Orthodox writer David Bentley Hart has a piece at First Things this month, wondering why American Catholics of a conservative bent, as he calls them (we tend to say, “Catholics on the American political right,” which we think better captures the phenomenon) have such distaste for the Holy Father, especially his recent social encyclical Laudato si’. He notes,
I suppose that in America, such sentiments [as those expressed in Laudato si’ – pjs] might sound a bit outrageous. We tend to think that all enterprise is of a piece, that the small business that produces a useful product and creates needed jobs exists in some sort of inviolable continuum with global corporate entities of every kind, and that we cannot affirm the former without defending the latter. Even “conservative” Christians who deplore the cultural costs of late modernity treat any critique of its obvious material basis as practically blasphemous.
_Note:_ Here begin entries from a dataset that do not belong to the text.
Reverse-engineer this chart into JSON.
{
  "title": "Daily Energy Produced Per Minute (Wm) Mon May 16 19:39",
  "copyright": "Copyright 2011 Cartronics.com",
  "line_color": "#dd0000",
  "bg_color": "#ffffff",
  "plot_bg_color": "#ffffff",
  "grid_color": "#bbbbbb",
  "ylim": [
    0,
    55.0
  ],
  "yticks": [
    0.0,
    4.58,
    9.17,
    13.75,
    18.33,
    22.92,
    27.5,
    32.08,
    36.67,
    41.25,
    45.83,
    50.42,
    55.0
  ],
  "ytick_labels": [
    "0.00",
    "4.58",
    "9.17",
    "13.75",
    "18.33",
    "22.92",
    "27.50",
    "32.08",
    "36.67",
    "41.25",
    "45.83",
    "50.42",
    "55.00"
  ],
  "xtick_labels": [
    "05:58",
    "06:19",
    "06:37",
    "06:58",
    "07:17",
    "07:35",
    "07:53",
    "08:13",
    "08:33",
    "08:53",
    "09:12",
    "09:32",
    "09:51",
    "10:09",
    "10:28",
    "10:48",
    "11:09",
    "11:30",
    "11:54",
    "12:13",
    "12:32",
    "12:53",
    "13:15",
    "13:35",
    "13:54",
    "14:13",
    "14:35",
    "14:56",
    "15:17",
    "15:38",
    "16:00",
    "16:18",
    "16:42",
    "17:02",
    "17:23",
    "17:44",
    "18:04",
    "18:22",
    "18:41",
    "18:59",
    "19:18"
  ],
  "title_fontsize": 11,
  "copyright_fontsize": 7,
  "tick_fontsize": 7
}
But everywhere else in the world, those same criticisms would simply, and correctly, be described as “true.” They would even be regarded as simply “Catholic.” Laudato Si positively trembles from all the echoes it contains of G. K. Chesterton, Vincent McNabb, Hilaire Belloc, Elizabeth Anscombe, Dorothy Day, E. F. Schumacher, Leo XIII, John XXIII, John Paul II, Benedict XVI, and (above all) Romano Guardini; its native social and political atmosphere is that rich combination of Christian socialism, social democratism, subsidiarism, distributism, and anti-materialism that constitutes the best of the modern Catholic intellectual tradition’s humane alternative to all the technologisms, libertarianisms, corporatisms, and totalitarianisms that in their different ways reduce humanity to nothing more than appetent machines and creation to nothing more than industrial resources.
(Emphasis supplied.) Read the whole thing there; it won’t take long. He’s pretty much right, too.
One point where Hart is light is on the history—even the fairly recent history—of American Catholicism’s resistance to the Church’s social teaching. For example, John XXIII’s Mater et Magistra prompted the jibe “Mater si, magistra no.” And, more recently, American Catholics bent over backward either to explain why Benedict didn’t write all of Caritas in veritate or to make the same old (tedious at this point) arguments about how the Church doesn’t have same authority in matters of state and economy as it does in matters of faith and morals. (How Pius IX would have laughed at them! Right before handing them copies of Syllabus.) All this is to say that Francis is not the first pope to encounter resistance to his social teaching from Catholics on the American political right, though he might be the first pope to wade into a debate still very active in American political circles with his social teaching. (Maybe. Quadragesimo anno certainly addressed issues that were very much au courant in 1931.) Indeed, resistance to the Church’s social teaching might be a major characteristic of American Catholicism.